„Vieles den Techies zu überlassen ist gefährlich“

Jaff ist Stipendiatin der „Women who Code“ und gründete das Start-up CoDesign Factory. Bei der GedankenGut-Reihe unserer IHKLW hat sie am 19. Mai im Kunstmuseum in Wolfsburg über „Programmieren: Die Sprache der Zukunft“ gesprochen. 
Warum ist Programmieren die Sprache der Zukunft und nicht die der Gegenwart?

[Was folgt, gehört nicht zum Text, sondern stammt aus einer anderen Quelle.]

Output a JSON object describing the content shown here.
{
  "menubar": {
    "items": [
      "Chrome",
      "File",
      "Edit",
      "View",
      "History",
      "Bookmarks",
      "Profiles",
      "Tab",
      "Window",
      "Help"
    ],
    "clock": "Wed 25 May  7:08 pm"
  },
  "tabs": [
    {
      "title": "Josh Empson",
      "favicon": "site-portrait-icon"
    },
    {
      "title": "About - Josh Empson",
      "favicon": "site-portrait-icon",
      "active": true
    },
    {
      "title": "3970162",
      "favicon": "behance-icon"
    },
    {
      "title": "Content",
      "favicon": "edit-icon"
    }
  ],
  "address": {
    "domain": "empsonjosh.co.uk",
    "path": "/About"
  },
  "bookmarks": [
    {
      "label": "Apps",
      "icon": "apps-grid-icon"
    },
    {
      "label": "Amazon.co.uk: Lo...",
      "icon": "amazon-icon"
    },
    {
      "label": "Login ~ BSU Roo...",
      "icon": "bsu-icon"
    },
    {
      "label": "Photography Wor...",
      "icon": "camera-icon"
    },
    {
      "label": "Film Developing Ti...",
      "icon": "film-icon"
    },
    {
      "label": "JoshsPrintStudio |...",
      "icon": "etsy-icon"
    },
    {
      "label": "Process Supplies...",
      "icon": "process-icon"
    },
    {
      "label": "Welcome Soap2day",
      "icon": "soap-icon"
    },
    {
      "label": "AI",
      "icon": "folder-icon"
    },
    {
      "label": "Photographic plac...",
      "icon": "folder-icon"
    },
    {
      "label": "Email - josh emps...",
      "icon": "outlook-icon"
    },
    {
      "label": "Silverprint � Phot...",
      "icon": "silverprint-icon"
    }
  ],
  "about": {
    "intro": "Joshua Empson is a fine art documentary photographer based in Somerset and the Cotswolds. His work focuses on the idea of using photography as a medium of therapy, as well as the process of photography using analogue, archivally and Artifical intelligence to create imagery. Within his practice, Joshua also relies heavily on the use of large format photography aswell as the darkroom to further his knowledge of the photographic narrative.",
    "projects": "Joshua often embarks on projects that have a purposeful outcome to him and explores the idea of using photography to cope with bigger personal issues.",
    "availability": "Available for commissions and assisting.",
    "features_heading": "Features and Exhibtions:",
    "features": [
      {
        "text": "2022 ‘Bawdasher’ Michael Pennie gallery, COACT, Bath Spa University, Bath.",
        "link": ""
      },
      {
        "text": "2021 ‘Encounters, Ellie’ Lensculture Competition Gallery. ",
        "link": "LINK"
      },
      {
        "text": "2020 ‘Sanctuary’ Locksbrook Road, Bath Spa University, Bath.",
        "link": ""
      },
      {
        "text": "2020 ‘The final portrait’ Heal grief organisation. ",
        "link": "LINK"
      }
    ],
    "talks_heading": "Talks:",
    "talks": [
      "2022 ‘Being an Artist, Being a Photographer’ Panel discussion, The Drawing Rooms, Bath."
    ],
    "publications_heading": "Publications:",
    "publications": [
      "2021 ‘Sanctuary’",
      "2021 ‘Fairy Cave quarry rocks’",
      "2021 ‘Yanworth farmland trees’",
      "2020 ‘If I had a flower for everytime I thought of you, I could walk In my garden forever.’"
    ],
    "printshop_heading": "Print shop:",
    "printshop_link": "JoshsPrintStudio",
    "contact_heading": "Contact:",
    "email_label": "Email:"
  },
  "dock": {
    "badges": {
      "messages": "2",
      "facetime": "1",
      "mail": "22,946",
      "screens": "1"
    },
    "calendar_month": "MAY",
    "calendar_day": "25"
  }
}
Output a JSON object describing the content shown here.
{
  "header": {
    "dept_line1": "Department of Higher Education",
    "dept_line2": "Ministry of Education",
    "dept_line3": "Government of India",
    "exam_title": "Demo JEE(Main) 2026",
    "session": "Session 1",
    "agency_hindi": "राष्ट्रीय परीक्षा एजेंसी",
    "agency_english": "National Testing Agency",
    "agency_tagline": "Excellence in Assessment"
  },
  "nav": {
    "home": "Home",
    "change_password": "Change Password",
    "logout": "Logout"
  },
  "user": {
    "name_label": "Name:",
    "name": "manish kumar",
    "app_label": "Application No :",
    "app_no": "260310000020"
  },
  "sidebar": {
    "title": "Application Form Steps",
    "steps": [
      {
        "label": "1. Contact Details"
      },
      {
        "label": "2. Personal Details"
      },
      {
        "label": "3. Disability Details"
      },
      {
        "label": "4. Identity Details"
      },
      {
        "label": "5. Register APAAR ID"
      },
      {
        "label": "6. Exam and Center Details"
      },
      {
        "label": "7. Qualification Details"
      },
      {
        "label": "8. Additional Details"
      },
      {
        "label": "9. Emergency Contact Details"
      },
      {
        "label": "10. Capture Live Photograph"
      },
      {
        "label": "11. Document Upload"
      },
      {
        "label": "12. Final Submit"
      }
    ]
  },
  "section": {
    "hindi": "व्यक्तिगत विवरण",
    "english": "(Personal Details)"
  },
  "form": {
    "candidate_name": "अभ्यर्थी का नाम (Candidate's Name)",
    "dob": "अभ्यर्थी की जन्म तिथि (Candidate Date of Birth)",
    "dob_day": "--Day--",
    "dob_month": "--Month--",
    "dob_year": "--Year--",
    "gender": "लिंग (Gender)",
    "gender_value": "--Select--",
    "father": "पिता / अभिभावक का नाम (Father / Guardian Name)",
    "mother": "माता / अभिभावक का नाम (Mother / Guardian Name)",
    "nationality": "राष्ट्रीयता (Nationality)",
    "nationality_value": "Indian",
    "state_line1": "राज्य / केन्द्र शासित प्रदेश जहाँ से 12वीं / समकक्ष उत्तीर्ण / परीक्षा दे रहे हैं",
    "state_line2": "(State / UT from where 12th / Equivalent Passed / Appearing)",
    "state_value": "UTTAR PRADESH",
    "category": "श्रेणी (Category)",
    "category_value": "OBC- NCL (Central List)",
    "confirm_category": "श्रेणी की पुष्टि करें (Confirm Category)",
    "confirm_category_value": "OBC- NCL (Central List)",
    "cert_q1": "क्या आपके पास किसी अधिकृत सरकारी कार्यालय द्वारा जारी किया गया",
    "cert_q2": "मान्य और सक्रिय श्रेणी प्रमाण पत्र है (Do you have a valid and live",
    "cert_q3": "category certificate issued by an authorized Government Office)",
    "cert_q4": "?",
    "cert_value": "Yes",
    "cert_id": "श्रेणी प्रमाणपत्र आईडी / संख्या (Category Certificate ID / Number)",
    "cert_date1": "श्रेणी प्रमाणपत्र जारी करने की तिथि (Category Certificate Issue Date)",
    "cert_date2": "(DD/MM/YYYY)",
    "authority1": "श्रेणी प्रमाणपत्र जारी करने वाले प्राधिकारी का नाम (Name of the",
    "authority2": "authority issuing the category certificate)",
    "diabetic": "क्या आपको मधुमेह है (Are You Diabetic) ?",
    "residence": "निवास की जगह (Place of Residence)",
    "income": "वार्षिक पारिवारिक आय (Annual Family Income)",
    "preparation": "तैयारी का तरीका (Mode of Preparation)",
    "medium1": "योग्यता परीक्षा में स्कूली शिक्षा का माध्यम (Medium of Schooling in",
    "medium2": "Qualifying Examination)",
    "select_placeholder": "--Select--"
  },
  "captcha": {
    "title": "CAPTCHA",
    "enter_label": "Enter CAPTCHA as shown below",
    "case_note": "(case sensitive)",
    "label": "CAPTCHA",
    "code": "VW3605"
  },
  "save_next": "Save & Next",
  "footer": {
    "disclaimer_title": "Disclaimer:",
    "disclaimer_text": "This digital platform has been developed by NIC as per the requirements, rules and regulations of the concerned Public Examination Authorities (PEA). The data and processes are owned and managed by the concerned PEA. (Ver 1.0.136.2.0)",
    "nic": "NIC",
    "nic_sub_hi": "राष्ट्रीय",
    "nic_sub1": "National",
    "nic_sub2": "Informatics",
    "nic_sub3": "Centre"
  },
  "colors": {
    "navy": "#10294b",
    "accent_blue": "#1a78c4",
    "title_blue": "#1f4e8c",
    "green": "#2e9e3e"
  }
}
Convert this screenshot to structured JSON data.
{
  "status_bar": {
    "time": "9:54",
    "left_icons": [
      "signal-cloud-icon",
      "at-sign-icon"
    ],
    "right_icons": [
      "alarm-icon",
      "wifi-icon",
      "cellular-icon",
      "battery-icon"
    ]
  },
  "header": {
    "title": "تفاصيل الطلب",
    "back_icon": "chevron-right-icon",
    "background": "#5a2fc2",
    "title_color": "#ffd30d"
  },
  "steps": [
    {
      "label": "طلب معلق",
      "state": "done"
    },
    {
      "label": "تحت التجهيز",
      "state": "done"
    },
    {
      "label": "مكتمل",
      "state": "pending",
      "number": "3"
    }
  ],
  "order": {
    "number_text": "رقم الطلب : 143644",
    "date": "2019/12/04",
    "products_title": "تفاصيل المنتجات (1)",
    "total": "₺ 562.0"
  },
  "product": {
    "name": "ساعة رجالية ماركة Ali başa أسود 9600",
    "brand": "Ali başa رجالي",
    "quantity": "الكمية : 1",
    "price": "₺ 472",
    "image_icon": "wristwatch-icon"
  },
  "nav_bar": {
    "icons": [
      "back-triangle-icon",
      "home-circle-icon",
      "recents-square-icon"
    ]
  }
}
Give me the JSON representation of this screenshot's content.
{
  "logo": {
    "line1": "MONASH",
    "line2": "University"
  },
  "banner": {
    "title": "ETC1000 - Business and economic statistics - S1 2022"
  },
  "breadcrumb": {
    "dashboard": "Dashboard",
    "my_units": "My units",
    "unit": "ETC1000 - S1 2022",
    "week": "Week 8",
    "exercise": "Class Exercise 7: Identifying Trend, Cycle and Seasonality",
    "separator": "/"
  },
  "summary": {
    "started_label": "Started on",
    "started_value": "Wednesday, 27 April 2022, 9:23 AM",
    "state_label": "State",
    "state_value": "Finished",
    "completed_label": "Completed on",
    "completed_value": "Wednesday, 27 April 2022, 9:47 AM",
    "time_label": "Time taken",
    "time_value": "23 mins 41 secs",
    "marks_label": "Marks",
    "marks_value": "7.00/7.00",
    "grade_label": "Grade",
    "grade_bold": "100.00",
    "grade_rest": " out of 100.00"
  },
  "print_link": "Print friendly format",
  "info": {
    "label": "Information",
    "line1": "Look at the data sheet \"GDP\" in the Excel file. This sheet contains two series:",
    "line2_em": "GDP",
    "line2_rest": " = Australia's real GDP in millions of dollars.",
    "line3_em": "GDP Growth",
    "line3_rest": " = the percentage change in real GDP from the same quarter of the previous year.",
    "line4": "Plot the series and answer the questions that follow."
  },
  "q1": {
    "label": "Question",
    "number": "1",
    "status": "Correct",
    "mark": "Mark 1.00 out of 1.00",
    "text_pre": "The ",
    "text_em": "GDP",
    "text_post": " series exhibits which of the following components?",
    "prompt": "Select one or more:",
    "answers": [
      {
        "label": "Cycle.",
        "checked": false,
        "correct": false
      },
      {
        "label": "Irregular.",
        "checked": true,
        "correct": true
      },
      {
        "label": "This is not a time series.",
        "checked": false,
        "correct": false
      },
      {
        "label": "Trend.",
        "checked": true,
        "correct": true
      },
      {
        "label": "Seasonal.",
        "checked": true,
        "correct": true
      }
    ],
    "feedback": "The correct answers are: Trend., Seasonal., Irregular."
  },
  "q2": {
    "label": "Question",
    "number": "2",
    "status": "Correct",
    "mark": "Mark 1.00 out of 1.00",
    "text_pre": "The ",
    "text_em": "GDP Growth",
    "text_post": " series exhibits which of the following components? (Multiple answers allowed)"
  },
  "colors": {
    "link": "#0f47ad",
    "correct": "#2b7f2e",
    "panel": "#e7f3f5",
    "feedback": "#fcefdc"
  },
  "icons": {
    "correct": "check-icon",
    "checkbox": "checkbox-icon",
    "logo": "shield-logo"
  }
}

Angelehnt an die „Fridays for Future“-Bewegung wird sich auch die Tech-Szene engagieren müssen, die Welt besser zu machen: Dazu gehört die Digitalisierung voranzutreiben, zukunftszugewandt zu denken und jetzt Veränderungen für die nächsten Jahre anzustoßen. Nachhaltigkeit muss weiter gefasst werden. Es reicht nicht Plastik zu vermeiden und vegan zu kochen. Auch die Digitalisierung muss ganzheitlich gedacht werden.
Porträt von Aya Jaff
Aya Jaff ist Stipendiatin der „Women who Code“ und gründete das Start-up CoDesign Factory. Mit 15 entwickelte sie ihre erste App. Programmieren war ein Mittel zum Zweck – und gleichzeitig die Sprache der Zukunft. © Aya Jaff
Wie ginge das zum Beispiel?
Wir „Techies“ können natürlich dafür sorgen, dass Speichermethoden für Texte und Fotos nachhaltig gestaltet werden, doch ich frage mich, inwiefern Technologie nicht nur ökologisch, sondern auch sozial nachhaltig gestaltet werden kann. Dafür müssen wir zum Beispiel unterschiedliche sozioökonomische Gruppen mitdenken. Künstliche Intelligenz spielt sowohl heute als auch in der Zukunft eine große Rolle – sie muss so programmiert werden, dass sie frei von Rassismus ist. Doch wer programmiert ist nicht automatisch in der Lage, alle Aspekte mitzudenken. Wir brauchen „Tech for Future“, einen Zusammenschluss von technologieaffinen Menschen, die all das diskutieren und in das gesellschaftliche Bewusstsein rücken. Bisher wird vieles einfach den „Techies“ überlassen, das ist gefährlich.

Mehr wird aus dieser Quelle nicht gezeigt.